HA HA, $100 bills singing, "how do you like me now?"
My assumption is based upon US Treasury security demand. For sure if the USD loses its "special status" then then there will be less need for USD, but that doesn't mean there will be less demand for US government bonds.
The choice for sovereign wealth, pension and insurance funds etc as well as corporate investors will be buying the bonds on offer from a sovereign nation ie the US, UK, Aus, Canada, Japan, NZ etc vs the bonds issued from the cluster-fuck European Union of Socialist States. Which nations are in the best position to honour their debt obligations, regardless of whether they have a reserve currency or not? Italy or Japan?
^ I thought you were talking about USD currency. Demand for government bonds seems irrelevant today for most countries.
I don't see any reason why demand for USD or US bonds will be any more favorable then demand for Euro or Euro debt.
Both bonds pay close to zero interest and both can't default by force. As for currency, if US loses reserve status then again i can't see why it will gain more demand. Europe has about the same GDP as America, so there is about the same amount you can buy with each currency.
I think the deciding factor is price inflation. So if America is having 5% price inflation, while Europe has 1%, then Euros would be better to hold. At least in my eyes.
I'm framing my comments in regards to the OP which was pointing toward a US default.
I disagree with your assumption regarding US and EURO bonds. Currently the ratings suggest that the risk of default from both CBs are pretty identical. Maybe it's speculation, but if for some reason the USD would lose it's peculiar position, would you not agree that this would cause quite a degree of uncertainty in global bond markets and that investors would feel more secure with holding bonds from a nation that has sovereign currency status rather than a Union of nations who have no control over their currency status?
Only one way to find out for sure what everyone will do
Maybe everyone will pile into AUD and will cause Lowe to have a heat attack.
Euro demand doesn't have to exceed dollar demand there just needs to be a drop off in demand for USD and rise in demand for other currencies.
Foreign demand for treasuries has been dropping for some time.
The Fed is trying all sorts of things but the decline could feed on itself.

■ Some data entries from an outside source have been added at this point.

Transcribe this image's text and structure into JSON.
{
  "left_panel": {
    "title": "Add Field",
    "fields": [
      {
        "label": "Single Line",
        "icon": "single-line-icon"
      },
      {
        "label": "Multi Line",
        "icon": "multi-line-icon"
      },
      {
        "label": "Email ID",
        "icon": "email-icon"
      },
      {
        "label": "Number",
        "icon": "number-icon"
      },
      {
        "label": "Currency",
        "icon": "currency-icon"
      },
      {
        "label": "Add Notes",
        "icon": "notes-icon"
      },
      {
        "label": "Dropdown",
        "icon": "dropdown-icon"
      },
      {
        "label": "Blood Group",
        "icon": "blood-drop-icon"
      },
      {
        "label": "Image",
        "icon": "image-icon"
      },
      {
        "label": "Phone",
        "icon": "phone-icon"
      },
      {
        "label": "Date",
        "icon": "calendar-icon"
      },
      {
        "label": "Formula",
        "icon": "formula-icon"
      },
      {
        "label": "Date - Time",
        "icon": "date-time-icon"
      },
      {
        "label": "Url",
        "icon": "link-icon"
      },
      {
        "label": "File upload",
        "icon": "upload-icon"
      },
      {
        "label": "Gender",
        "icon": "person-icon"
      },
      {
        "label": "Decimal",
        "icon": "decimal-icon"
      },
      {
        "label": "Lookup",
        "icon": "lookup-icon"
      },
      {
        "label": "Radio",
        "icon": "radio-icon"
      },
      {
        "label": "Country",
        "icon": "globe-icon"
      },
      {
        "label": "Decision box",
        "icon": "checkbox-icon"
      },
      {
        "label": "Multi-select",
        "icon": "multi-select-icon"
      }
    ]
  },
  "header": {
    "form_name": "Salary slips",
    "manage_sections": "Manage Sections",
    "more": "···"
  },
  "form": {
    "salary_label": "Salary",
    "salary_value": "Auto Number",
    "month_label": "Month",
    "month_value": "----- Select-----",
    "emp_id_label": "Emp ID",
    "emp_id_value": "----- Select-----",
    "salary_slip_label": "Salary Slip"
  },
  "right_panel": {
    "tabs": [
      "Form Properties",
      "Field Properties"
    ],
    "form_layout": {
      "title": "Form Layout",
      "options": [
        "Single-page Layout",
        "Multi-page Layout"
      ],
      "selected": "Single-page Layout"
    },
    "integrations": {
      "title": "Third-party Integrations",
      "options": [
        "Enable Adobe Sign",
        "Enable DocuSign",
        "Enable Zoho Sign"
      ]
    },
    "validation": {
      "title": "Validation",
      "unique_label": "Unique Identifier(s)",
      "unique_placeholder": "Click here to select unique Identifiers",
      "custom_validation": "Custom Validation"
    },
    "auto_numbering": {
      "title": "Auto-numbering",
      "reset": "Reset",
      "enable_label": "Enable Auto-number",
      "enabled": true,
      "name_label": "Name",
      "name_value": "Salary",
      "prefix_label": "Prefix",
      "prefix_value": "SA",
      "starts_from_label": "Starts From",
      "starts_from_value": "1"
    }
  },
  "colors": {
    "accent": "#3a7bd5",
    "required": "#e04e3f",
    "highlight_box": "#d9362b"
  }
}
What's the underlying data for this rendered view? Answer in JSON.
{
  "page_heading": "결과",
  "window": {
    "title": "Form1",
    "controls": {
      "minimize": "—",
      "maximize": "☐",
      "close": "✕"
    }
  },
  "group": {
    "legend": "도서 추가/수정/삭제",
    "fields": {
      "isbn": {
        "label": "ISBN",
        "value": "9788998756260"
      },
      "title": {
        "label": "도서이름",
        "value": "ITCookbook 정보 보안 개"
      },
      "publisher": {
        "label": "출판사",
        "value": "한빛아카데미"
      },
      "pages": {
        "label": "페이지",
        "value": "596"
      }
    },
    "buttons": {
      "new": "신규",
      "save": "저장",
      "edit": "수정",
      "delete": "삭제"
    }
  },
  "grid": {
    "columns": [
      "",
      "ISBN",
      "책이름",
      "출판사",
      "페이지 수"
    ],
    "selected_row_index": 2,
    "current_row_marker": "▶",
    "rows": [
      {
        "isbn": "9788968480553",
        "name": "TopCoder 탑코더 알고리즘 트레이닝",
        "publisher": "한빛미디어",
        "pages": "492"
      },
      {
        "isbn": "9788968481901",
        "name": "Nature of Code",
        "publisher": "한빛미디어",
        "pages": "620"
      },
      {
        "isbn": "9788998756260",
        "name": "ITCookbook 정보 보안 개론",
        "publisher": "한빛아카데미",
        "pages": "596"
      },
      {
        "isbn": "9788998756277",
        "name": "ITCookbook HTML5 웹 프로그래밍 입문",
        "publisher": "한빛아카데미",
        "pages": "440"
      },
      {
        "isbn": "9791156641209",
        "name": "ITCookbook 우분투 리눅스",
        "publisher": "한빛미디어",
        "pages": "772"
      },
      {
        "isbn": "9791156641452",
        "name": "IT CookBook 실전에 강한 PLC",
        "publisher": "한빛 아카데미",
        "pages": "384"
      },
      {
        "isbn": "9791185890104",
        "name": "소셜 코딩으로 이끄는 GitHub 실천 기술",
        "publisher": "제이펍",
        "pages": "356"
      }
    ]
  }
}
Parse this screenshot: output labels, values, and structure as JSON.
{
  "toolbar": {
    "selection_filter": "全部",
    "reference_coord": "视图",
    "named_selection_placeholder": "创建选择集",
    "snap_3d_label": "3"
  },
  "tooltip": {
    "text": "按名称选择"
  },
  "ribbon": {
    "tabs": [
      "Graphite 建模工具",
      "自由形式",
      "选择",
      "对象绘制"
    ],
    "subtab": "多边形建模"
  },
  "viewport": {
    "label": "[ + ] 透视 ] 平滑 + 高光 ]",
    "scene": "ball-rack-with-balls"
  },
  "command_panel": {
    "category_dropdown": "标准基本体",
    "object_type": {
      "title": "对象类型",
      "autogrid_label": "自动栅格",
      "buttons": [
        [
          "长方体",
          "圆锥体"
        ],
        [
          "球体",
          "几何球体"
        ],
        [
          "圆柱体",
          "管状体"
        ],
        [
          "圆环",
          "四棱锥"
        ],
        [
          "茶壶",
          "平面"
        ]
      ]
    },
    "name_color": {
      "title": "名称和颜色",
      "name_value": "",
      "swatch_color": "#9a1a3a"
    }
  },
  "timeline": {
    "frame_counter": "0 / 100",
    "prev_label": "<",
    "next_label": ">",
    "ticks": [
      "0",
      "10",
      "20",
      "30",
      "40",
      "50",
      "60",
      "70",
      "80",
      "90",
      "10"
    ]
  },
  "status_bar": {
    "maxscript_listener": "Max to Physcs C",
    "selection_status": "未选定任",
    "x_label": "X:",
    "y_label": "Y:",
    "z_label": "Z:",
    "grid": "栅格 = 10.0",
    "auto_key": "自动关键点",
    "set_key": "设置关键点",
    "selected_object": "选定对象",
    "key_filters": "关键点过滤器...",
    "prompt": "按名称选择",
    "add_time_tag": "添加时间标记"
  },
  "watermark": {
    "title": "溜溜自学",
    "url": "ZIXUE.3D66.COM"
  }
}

For example, liquidity ratios have been relaxed so that Bank holdings of treasuries now do not count in the bucket of what US banks must hold reserves against. This creates demand because Banks can hold more treasuries without holding any more reserves and receive free the yield. Who wouldn't take that deal. I'm more exposed to the USA than Australia and I have to say what I see is concerning for the USD. I hope you are right.
There's always a lag in reported data but from 2019 there's below, but if you've got more current data then please post, and the amounts are measured in millions of dollars.
The biggest holders in order are Japan, the UK, Luxembourg and The Cayman Islands. China is next I think, followed by the 53rd state Canadia which is the Australian equivalent of New Zealand.
Foreign holding as a percentage of publicly held debt was 48% in 2015, 42% in 2016, 43% in 2017, 39% in 2018.